The first round of Spain’s women’s first division goalball league got underway earlier today in Madrid, with a pair of games played concurrently on two courts at Centros de Recursos Educativos ONCE. The first match on the right court saw Canarias Cludeon beat Catalunya 9 – 2.
Neither the Catalan side nor the Canaries had very deep benches. The Canaries had two options on their bench while the Catalans had only one.
Both teams evenly matched early on, though it took them a few throws to find the out-of-bounds. The team from the Canary Islands scored first, and appeared to have overall better on court conversation skills. The Catalyuna team answered back quickly though off a goal from number 1 who was playing in the center. Number 3 for the Cataluyans often seemed to play a bit out of her area, though this may have been a strategic decision to give player number 1 more room to move. The second goal by the Canary Islands team exploited the hole between number 3 and number 1. After they scored, the Catalan team took a time out. The third goal for the Canaries exploited the same whole. Following this, the Catalans moved player number 3 to the other side of the court. Because of the unannounced change, the Canary Islands got a penalty shot but were unable to get past player number 1. When the Canaries went back to trying to go to the side originally occupied by number 3, number 4 was able to stop it. The Canaries scored a fourth point after shooting the gap between and 4. The Canaries were awarded another penalty shot.
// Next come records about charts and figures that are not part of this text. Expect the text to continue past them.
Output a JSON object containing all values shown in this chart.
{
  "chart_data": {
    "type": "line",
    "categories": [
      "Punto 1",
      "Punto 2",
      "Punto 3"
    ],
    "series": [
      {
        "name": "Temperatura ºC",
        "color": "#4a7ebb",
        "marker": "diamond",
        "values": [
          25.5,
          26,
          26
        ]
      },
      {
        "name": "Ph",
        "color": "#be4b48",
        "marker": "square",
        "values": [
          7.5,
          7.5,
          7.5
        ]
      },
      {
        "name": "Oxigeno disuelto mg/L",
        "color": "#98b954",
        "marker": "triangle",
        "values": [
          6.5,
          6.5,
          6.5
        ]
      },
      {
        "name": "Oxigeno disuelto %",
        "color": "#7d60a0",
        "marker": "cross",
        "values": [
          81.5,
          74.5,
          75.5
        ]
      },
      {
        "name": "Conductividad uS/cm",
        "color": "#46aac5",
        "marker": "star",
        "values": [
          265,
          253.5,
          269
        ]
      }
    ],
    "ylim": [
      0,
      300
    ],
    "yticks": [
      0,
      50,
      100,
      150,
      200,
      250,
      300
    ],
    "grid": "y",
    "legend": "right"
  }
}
Number 4 guarded the goal for her side, but was unable to block the short to give the Canaries their 5th goal. They led 5 – 1 at the half. On the other court, the team from Valencia was losing 1 – 2 to the team from Aragon. Teams for the next games were warming up on the center court.
The teams changed benches and sides of the court, with the Catalans making a change that saw number 3 go to the bench. The change appeared to give the Catalans some momentum, though number 5 bobbled a ball or two she could have handled more easily as it almost resulted in a goal for the Canaries. And then it did, as the ball hit the bottom of her feet and went in. Following that, the Catalan side put number 5 on the other side, with number 4 doing a better job defending that corner as the Canaries did not correct by shooting for that side. The Canaries did a change, brining in number 5 for number 2. Following that, the Catalans put number 4 on the other side and the Canaries managed to score on her to make the score 7 – 1. The Canaries took another timeout and the Catalans moved number 4 to the other side. The Canaries made another change, taking number 3 out and putting number 4 in, and in the center position. Number 4 for the Canaries had problems with her sight blocking goggles during the match, which was stopped twice to deal with this. The game was then stopped to deal with the goggles of number 4 on the Canaries. Number 1 for the Canaries was given a penalty for disruption, with number 4 taking the shot for her side. She scored as number 1 lunged in totally the wrong direction. At this point, it looked like the Canary Islands team had lost the plot as one player was facing the wrong direction and could not find her lines when the Catalans were shooting. The Catalans took a time out, and following a few throws back and forth, number 2 for the Canaries scored to bring the score to 8 – 2 off a whole left by number 5. The Canaries then scored again by getting past number 4 for the Catalans. Number 4 for the Canaries, playing in the center, still had issues with her location on the floor, almost letting a goal sore as she was facing the wrong direction, and then followed up by tossing the ball out almost at the half court line. The game ended 9 – 2 in favor of the Canaries. The game on the other court between Valencia and Aragon finished 8 – 1 in favor of Aragon.
Despite the game being played in Spain, the comments from the referee were all in English: “Play.”, “Out.” and “Block Out.” Directions for people watching the game though were in Spanish. The competition’s first game was not very well attended, with most of the people there either support staff, officials or players. Given the high level of play on display in a few games, it is a bit disheartening though a few people did show up to later games.
The contest was an important one as it gave additional high level domestic experience to Spain’s women national team players. The team currently has ten players, all of whom were competing today. The national squad is still looking to qualify for the 2016 Summer Paralympics, and those ten will eventually be cut down to five ahead of the 2015 IBSA World Games in Seoul. The team plans to use as their qualifying path as going through the European Championships is much more difficult as there is much greater depth in Europe than there is in the Americas where there are only really three teams, and Africa which is still looking for a women’s team to be created.